CIRIACO JUMAMOY and HEIRS OF ANTONIO GO PACE, represented by ROSALIA
PACE, Respondents.

Facts:
RTC of Davao rendered a decision ordering that a part be excluded from the
land registered to Pace under an Original Certificate of Title. The RTC found out that
such part actually pertains to Ciriaco and his predecessor in interest, Jumamoy.
Pace’s application for an OCT erroneously included such lot. The RTC then ordered
Pace to reconvey the land to Ciriaco.
Such decision became final and executor but the deed for reconveyance
cannot be annotated on the title since the title was found out to be cancelled already.

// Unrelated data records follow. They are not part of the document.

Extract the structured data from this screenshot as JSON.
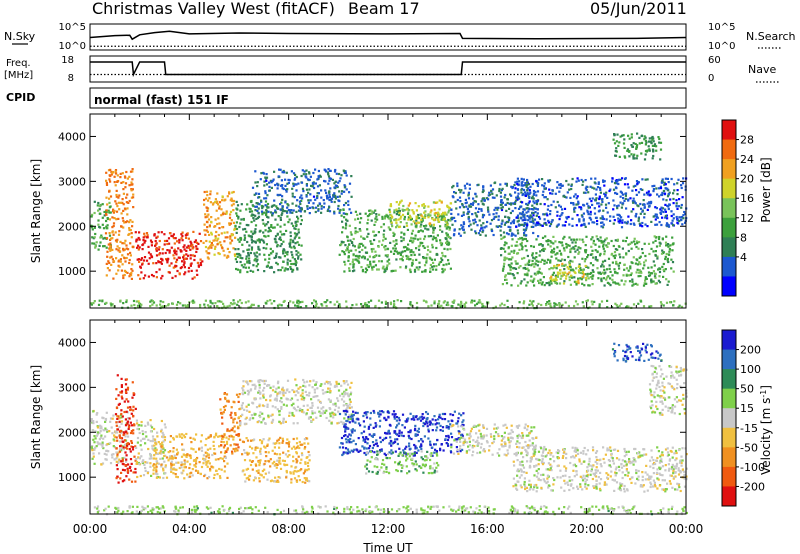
{
  "header": {
    "station": "Christmas Valley West (fitACF)",
    "beam": "Beam 17",
    "date": "05/Jun/2011"
  },
  "sky_panel": {
    "left_label": "N.Sky",
    "left_tick_top": "10^5",
    "left_tick_bottom": "10^0",
    "right_label": "N.Search",
    "right_tick_top": "10^5",
    "right_tick_bottom": "10^0"
  },
  "freq_panel": {
    "left_label_line1": "Freq.",
    "left_label_line2": "[MHz]",
    "left_tick_top": "18",
    "left_tick_bottom": "8",
    "right_label": "Nave",
    "right_tick_top": "60",
    "right_tick_bottom": "0"
  },
  "cpid": {
    "label": "CPID",
    "value": "normal (fast) 151 IF"
  },
  "axes": {
    "ylabel": "Slant Range [km]",
    "xlabel": "Time UT",
    "y_ticks": [
      "1000",
      "2000",
      "3000",
      "4000"
    ],
    "x_ticks": [
      "00:00",
      "04:00",
      "08:00",
      "12:00",
      "16:00",
      "20:00",
      "00:00"
    ]
  },
  "power_scale": {
    "label": "Power [dB]",
    "ticks": [
      "4",
      "8",
      "12",
      "16",
      "20",
      "24",
      "28"
    ],
    "colors": [
      "#0000ff",
      "#1c58d0",
      "#2f7f55",
      "#3ca03c",
      "#79c35a",
      "#cfd32a",
      "#f0a020",
      "#f06a10",
      "#e01010"
    ]
  },
  "velocity_scale": {
    "label": "Velocity [m s",
    "label_sup": "-1",
    "label_end": "]",
    "ticks": [
      "200",
      "100",
      "50",
      "15",
      "-15",
      "-50",
      "-100",
      "-200"
    ],
    "colors": [
      "#1b1bd0",
      "#2d6fbf",
      "#2e8b57",
      "#7fd04a",
      "#c8c8c8",
      "#f0c040",
      "#f09020",
      "#f05a10",
      "#e01010"
    ]
  },
  "chart_data": [
    {
      "type": "line",
      "panel": "N.Sky / N.Search",
      "x_unit": "hours UT",
      "xlim": [
        0,
        24
      ],
      "series": [
        {
          "name": "N.Sky",
          "style": "solid",
          "x": [
            0,
            1,
            1.6,
            1.7,
            2,
            2.6,
            3.2,
            4,
            6,
            8,
            12,
            14.9,
            15,
            18,
            22,
            24
          ],
          "y": [
            2.4,
            2.8,
            2.9,
            2.0,
            3.0,
            3.5,
            3.8,
            3.2,
            3.4,
            3.3,
            3.2,
            3.3,
            2.2,
            2.1,
            2.2,
            2.4
          ]
        },
        {
          "name": "N.Search",
          "style": "dotted",
          "x": [
            0,
            24
          ],
          "y": [
            0.4,
            0.4
          ]
        }
      ]
    },
    {
      "type": "line",
      "panel": "Freq. / Nave",
      "x_unit": "hours UT",
      "xlim": [
        0,
        24
      ],
      "series": [
        {
          "name": "Freq.",
          "style": "solid",
          "x": [
            0,
            1.7,
            1.75,
            2.0,
            2.1,
            3.0,
            3.05,
            14.95,
            15.0,
            24
          ],
          "y": [
            16.2,
            16.2,
            10.5,
            16.2,
            16.2,
            16.2,
            10.5,
            10.5,
            16.2,
            16.2
          ]
        },
        {
          "name": "Nave",
          "style": "dotted",
          "x": [
            0,
            24
          ],
          "y": [
            15,
            15
          ]
        }
      ]
    },
    {
      "type": "heatmap",
      "panel": "Power",
      "x_range_hours": [
        0,
        24
      ],
      "y_range_km": [
        180,
        4500
      ],
      "colorbar_label": "Power [dB]",
      "colorbar_range": [
        0,
        30
      ],
      "regions": [
        {
          "t0": 0.0,
          "t1": 0.8,
          "r0": 1500,
          "r1": 2600,
          "value": 12
        },
        {
          "t0": 0.6,
          "t1": 1.7,
          "r0": 850,
          "r1": 3300,
          "value": 24
        },
        {
          "t0": 1.8,
          "t1": 4.5,
          "r0": 850,
          "r1": 1900,
          "value": 28
        },
        {
          "t0": 4.5,
          "t1": 5.8,
          "r0": 1300,
          "r1": 2800,
          "value": 22
        },
        {
          "t0": 5.8,
          "t1": 8.5,
          "r0": 1000,
          "r1": 2600,
          "value": 10
        },
        {
          "t0": 6.5,
          "t1": 10.5,
          "r0": 2300,
          "r1": 3300,
          "value": 6
        },
        {
          "t0": 10.0,
          "t1": 14.5,
          "r0": 1000,
          "r1": 2400,
          "value": 12
        },
        {
          "t0": 12.0,
          "t1": 14.5,
          "r0": 2000,
          "r1": 2600,
          "value": 18
        },
        {
          "t0": 14.5,
          "t1": 18.0,
          "r0": 1800,
          "r1": 3000,
          "value": 6
        },
        {
          "t0": 16.5,
          "t1": 23.5,
          "r0": 700,
          "r1": 1800,
          "value": 12
        },
        {
          "t0": 18.5,
          "t1": 20.0,
          "r0": 750,
          "r1": 1200,
          "value": 18
        },
        {
          "t0": 17.0,
          "t1": 24.0,
          "r0": 2000,
          "r1": 3100,
          "value": 5
        },
        {
          "t0": 21.0,
          "t1": 23.0,
          "r0": 3500,
          "r1": 4100,
          "value": 10
        },
        {
          "t0": 0.0,
          "t1": 24.0,
          "r0": 200,
          "r1": 380,
          "value": 14
        }
      ]
    },
    {
      "type": "heatmap",
      "panel": "Velocity",
      "x_range_hours": [
        0,
        24
      ],
      "y_range_km": [
        180,
        4500
      ],
      "colorbar_label": "Velocity [m s-1]",
      "colorbar_range": [
        -250,
        250
      ],
      "regions": [
        {
          "t0": 0.0,
          "t1": 1.5,
          "r0": 1300,
          "r1": 2500,
          "value": 0
        },
        {
          "t0": 1.0,
          "t1": 1.8,
          "r0": 900,
          "r1": 3300,
          "value": -200
        },
        {
          "t0": 1.8,
          "t1": 3.0,
          "r0": 1000,
          "r1": 2300,
          "value": 0
        },
        {
          "t0": 2.5,
          "t1": 5.5,
          "r0": 1000,
          "r1": 2000,
          "value": -60
        },
        {
          "t0": 5.2,
          "t1": 6.0,
          "r0": 1500,
          "r1": 2900,
          "value": -120
        },
        {
          "t0": 6.0,
          "t1": 8.8,
          "r0": 900,
          "r1": 1900,
          "value": -60
        },
        {
          "t0": 6.0,
          "t1": 10.5,
          "r0": 2200,
          "r1": 3200,
          "value": 0
        },
        {
          "t0": 10.0,
          "t1": 15.0,
          "r0": 1500,
          "r1": 2500,
          "value": 200
        },
        {
          "t0": 11.0,
          "t1": 14.0,
          "r0": 1100,
          "r1": 1600,
          "value": 60
        },
        {
          "t0": 14.5,
          "t1": 18.0,
          "r0": 1500,
          "r1": 2200,
          "value": 0
        },
        {
          "t0": 17.0,
          "t1": 24.0,
          "r0": 700,
          "r1": 1700,
          "value": 0
        },
        {
          "t0": 21.0,
          "t1": 23.0,
          "r0": 3600,
          "r1": 4000,
          "value": 180
        },
        {
          "t0": 22.5,
          "t1": 24.0,
          "r0": 2400,
          "r1": 3500,
          "value": 0
        },
        {
          "t0": 0.0,
          "t1": 24.0,
          "r0": 200,
          "r1": 380,
          "value": 40
        }
      ]
    }
  ]
}
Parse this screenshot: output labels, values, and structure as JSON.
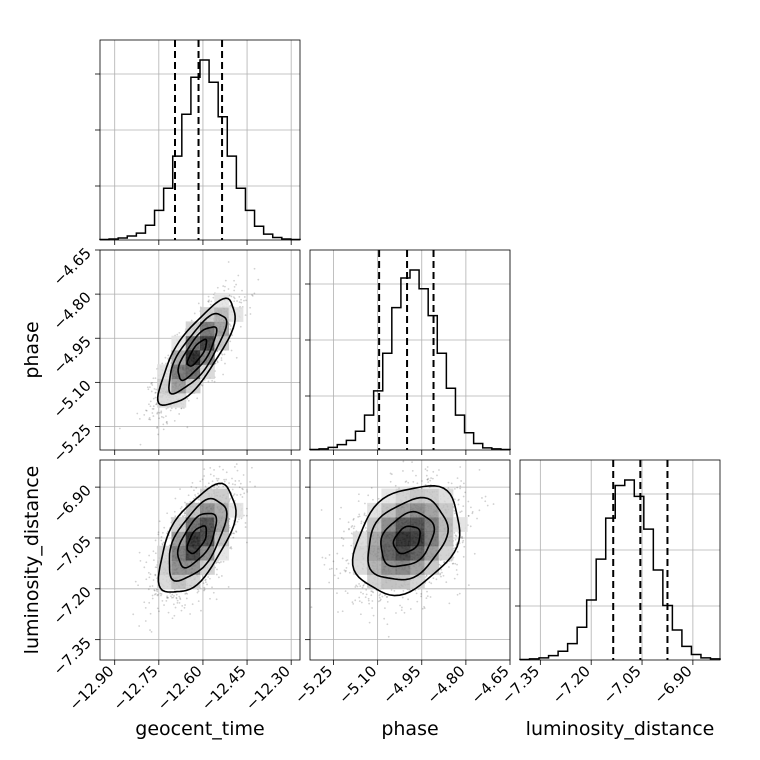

The reason for this is that PNB foreclosed the land after Pace mortgaged the lot in
return for a series of loans which they later on failed to pay. Title was eventually
transferred to PNB. Ciriaco filed a complaint against PNB
Ciriaco claims that Pace cannot validly mortgage the lot as it belongs to him
pursuant to the RTC decision. He also claims that PNB is not a mortgagee/purchaser
for value as the land as it already had notice of the litigation over the said lot. RTC
ruled in favor of Ciriaco. CA affirmed.
In the Supreme Court, PNB claims that Ciriaco’s complaint is barred by
prescription. PNB claims that an action for reconveyance prescribes in four years if based on
fraud, or, 10 years if based on an implied trust, both to be counted from the issuance of the
Original Cerificate of title to Pace.
Issue: W/N Ciriaco’s complaint is barred by Prescription
Held: No
- A property acquired through mistake or fraud creates implied Trust
- The person acquiring becomes a Trustee
- The person from whom the property comes is the beneficiary
- An action for reconveyance based on implied trust, therefore prescribes in 10 years as it
is an obligation created by law to be counted from the date of issuance of the Torrens title over the
property.
- This rule, however, applies only when the person enforcing the trust is not in possession
of the property.
- there is no prescription when in an action for reconveyance, the claimant is in actual
possession of the property because this in effect is an action for quieting of title
- The reason for this is that one who is in actual possession of a piece of land claiming to
be the owner thereof may wait until his possession is disturbed or his title is attacked
before taking steps to vindicate his right,
- Ciriaco’s complaint is an action for quieting of title and hence cannot prescribe.